Early 1800s Nightgown

1820s-30s Undress/Wrapper

1820s-30s Men's Underpants

1820s-30s Lace Cuffs

1800-1830s Undress Jacket

There is a huge disparity between ‘costume’ clothing and ‘historical dress’ clothing. Apart from the obvious points such as cut, fabric, and quality of construction, it often is the little details that give the clothing a truly authentic feel, which is especially important for museums and history re-enactors. As in all things to do with my work, it is the historical context that I’m really interested in. So as well as making the buttons, I want to know what items of clothing they would have been added to.  Every time I look at or handle an extant/antique item of clothing, I can’t help but feel a thrill of excitement. I always imagine the person that wore it, made it or sold it; where, to whom, what were their lives like? 

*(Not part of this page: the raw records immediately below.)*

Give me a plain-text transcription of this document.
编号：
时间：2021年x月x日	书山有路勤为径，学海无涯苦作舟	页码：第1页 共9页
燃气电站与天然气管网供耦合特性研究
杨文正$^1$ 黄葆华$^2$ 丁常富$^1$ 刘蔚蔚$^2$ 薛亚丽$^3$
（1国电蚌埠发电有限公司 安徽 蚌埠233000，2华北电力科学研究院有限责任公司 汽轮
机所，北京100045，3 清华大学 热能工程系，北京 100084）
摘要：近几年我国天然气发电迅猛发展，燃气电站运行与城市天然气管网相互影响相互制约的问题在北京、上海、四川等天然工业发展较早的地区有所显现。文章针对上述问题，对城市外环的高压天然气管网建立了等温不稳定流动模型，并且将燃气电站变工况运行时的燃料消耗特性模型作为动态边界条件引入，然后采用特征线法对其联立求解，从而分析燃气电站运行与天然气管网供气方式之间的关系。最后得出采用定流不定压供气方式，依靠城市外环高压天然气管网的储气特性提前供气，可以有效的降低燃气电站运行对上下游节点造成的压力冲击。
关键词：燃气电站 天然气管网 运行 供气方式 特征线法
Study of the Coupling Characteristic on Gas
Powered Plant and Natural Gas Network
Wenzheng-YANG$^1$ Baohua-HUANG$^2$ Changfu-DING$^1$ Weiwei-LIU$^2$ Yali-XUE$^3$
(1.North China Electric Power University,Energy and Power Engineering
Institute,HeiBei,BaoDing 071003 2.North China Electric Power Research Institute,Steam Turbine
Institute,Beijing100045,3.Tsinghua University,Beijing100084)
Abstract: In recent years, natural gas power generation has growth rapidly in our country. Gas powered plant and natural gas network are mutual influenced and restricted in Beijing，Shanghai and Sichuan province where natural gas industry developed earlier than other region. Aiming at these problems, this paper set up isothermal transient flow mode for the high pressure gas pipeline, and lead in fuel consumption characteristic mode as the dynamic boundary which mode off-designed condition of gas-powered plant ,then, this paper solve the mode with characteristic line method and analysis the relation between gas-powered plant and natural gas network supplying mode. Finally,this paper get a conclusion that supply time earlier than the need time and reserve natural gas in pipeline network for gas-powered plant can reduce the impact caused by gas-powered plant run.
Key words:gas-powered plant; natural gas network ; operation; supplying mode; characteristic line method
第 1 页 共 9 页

Although I no longer make the historical dress items, I do continue to make Dorset buttons (Blandford Cartwheels, the basic Crosswheel, Bird’s Eyes and Singletons), for individuals and tv productions, and my interest in them certainly hasn’t waned. I am always finding new buttons to make, new techniques to battle with. Dorset High Tops have always fascinated me. So tiny and yet so well crafted. I was, as you can imagine, delighted to find that Henry’s Buttons are now selling a wooden mould to make them with. As of yet I haven’t quite got round to trying it out, but cannot wait to do so. Recently I also come across a book by Olivia Pass; “Dorset Feather Stitchery”, which shows the Dorset buttons being used on aprons, dresses and needlework items back in the 1950s. It was in the 1950s that more interest was garnered in the world of Dorset buttons via a WI (Women’s Institute) ‘How to’ card. And so yes, the Dorset button industry on a commercial level collapsed around the mid 1800s, yet it clearly was never truly lost. Individuals most likely in Dorset were still making this piece of their local history, even just to use on smocks and other forms of clothing or needlework items.

And lastly, I need to mention the other joy linked to Dorset button making. After many attempts, tears of frustration (and I truly mean that!), and “how the heck did anyone make these?!”, at some point along the way, something clicks, and the technique eventually slots into place in my hands or brain (or both), and that wonderful moment of “Yippee! I can do it too! How beautiful is that!” fills me with much pride and happiness, and, in turn, I feel that little bit more connected to all those people long ago who were involved with the industry that was ‘Dorset Buttony’.